This content is not included in your SAE MOBILUS subscription, or you are not logged in.

3D Scene Reconstruction with Sparse LiDAR Data and Monocular Image in Single Frame

Journal Article
07-11-01-0005
ISSN: 1946-4614, e-ISSN: 1946-4622
Published September 23, 2017 by SAE International in United States
3D Scene Reconstruction with Sparse LiDAR Data and Monocular Image in Single Frame
Sector:
Citation: Zhong, Y., Wang, S., Xie, S., Cao, Z. et al., "3D Scene Reconstruction with Sparse LiDAR Data and Monocular Image in Single Frame," SAE Int. J. Passeng. Cars – Electron. Electr. Syst. 11(1):48-56, 2018, https://doi.org/10.4271/07-11-01-0005.
Language: English

Abstract:

Real-time reconstruction of 3D environment attributed with semantic information is significant for a variety of applications, such as obstacle detection, traffic scene comprehension and autonomous navigation. The current approaches to achieve it are mainly using stereo vision, Structure from Motion (SfM) or mobile LiDAR sensors. Each of these approaches has its own limitation, stereo vision has high computational cost, SfM needs accurate calibration between a sequences of images, and the onboard LiDAR sensor can only provide sparse points without color information. This paper describes a novel method for traffic scene semantic segmentation by combining sparse LiDAR point cloud (e.g. from Velodyne scans), with monocular color image.

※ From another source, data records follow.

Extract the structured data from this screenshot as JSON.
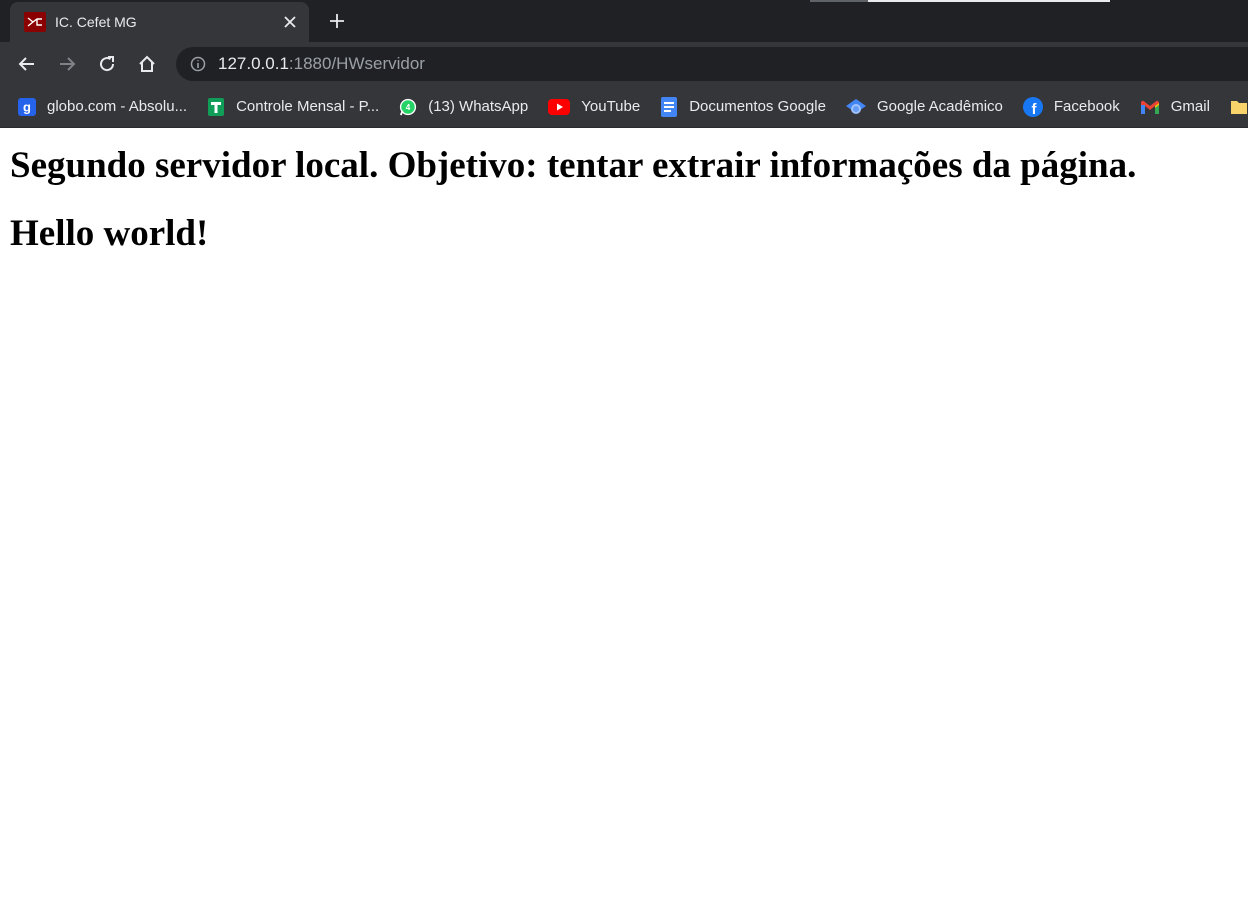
{
  "browser": {
    "tab": {
      "title": "IC. Cefet MG"
    },
    "address_bar": {
      "host": "127.0.0.1",
      "rest": ":1880/HWservidor"
    }
  },
  "bookmarks": [
    {
      "label": "globo.com - Absolu...",
      "icon": "globo-icon"
    },
    {
      "label": "Controle Mensal - P...",
      "icon": "sheets-icon"
    },
    {
      "label": "(13) WhatsApp",
      "icon": "whatsapp-icon"
    },
    {
      "label": "YouTube",
      "icon": "youtube-icon"
    },
    {
      "label": "Documentos Google",
      "icon": "docs-icon"
    },
    {
      "label": "Google Acadêmico",
      "icon": "scholar-icon"
    },
    {
      "label": "Facebook",
      "icon": "facebook-icon"
    },
    {
      "label": "Gmail",
      "icon": "gmail-icon"
    }
  ],
  "page": {
    "heading1": "Segundo servidor local. Objetivo: tentar extrair informações da página.",
    "heading2": "Hello world!"
  }
}
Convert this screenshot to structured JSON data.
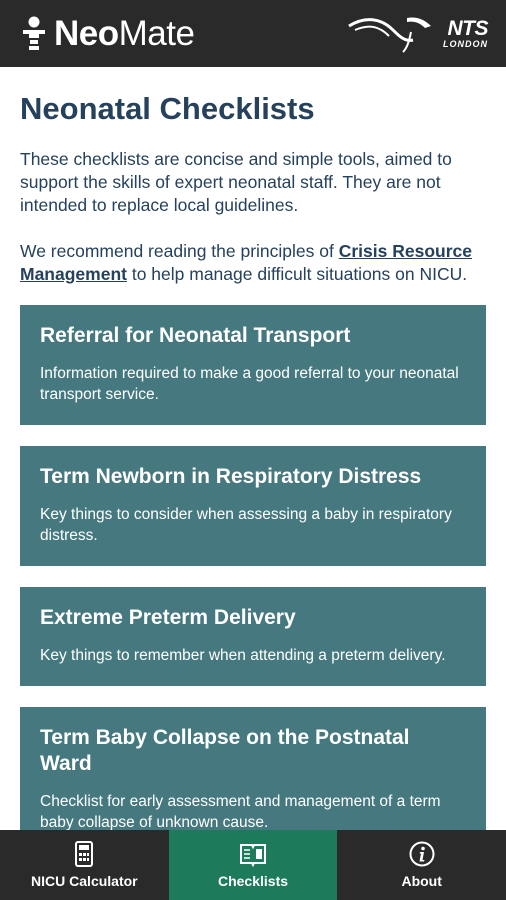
{
  "header": {
    "brand_bold": "Neo",
    "brand_rest": "Mate",
    "partner_name": "NTS",
    "partner_sub": "LONDON"
  },
  "page": {
    "title": "Neonatal Checklists",
    "intro": "These checklists are concise and simple tools, aimed to support the skills of expert neonatal staff. They are not intended to replace local guidelines.",
    "recommend_prefix": "We recommend reading the principles of ",
    "recommend_link": "Crisis Resource Management",
    "recommend_suffix": " to help manage difficult situations on NICU."
  },
  "checklists": [
    {
      "title": "Referral for Neonatal Transport",
      "description": "Information required to make a good referral to your neonatal transport service."
    },
    {
      "title": "Term Newborn in Respiratory Distress",
      "description": "Key things to consider when assessing a baby in respiratory distress."
    },
    {
      "title": "Extreme Preterm Delivery",
      "description": "Key things to remember when attending a preterm delivery."
    },
    {
      "title": "Term Baby Collapse on the Postnatal Ward",
      "description": "Checklist for early assessment and management of a term baby collapse of unknown cause."
    }
  ],
  "nav": {
    "items": [
      {
        "label": "NICU Calculator",
        "icon": "calculator-icon"
      },
      {
        "label": "Checklists",
        "icon": "checklist-book-icon",
        "active": true
      },
      {
        "label": "About",
        "icon": "info-icon"
      }
    ]
  },
  "colors": {
    "header_bg": "#2a2a2a",
    "title_color": "#26415c",
    "card_bg": "#46787f",
    "active_nav_bg": "#1d7a5a"
  }
}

The key novelty of the method is the semantic coupling of stereoscopic point cloud with color lattice from camera image labelled through a Convolutional Neural Network (CNN). The presented method comprises three main process: (I) perform semantic segmentation on color image from monocular camera by using CNN, (II) extract ideal surfaces and other structural information from point cloud, (III) improve the image segmentation with the extracts and label the point cloud with the image segments. The whole process is done in a single frame, and the output of the system is labelled point cloud which can be used in construction of semantic object convex and alignment between frames. We demonstrate the effectiveness of our system on the KITTI dataset providing sufficient camera and LiDAR data, and present qualitative and quantitative results indicating the improvements in segmentation comparing to methods merely using either image or LiDAR data.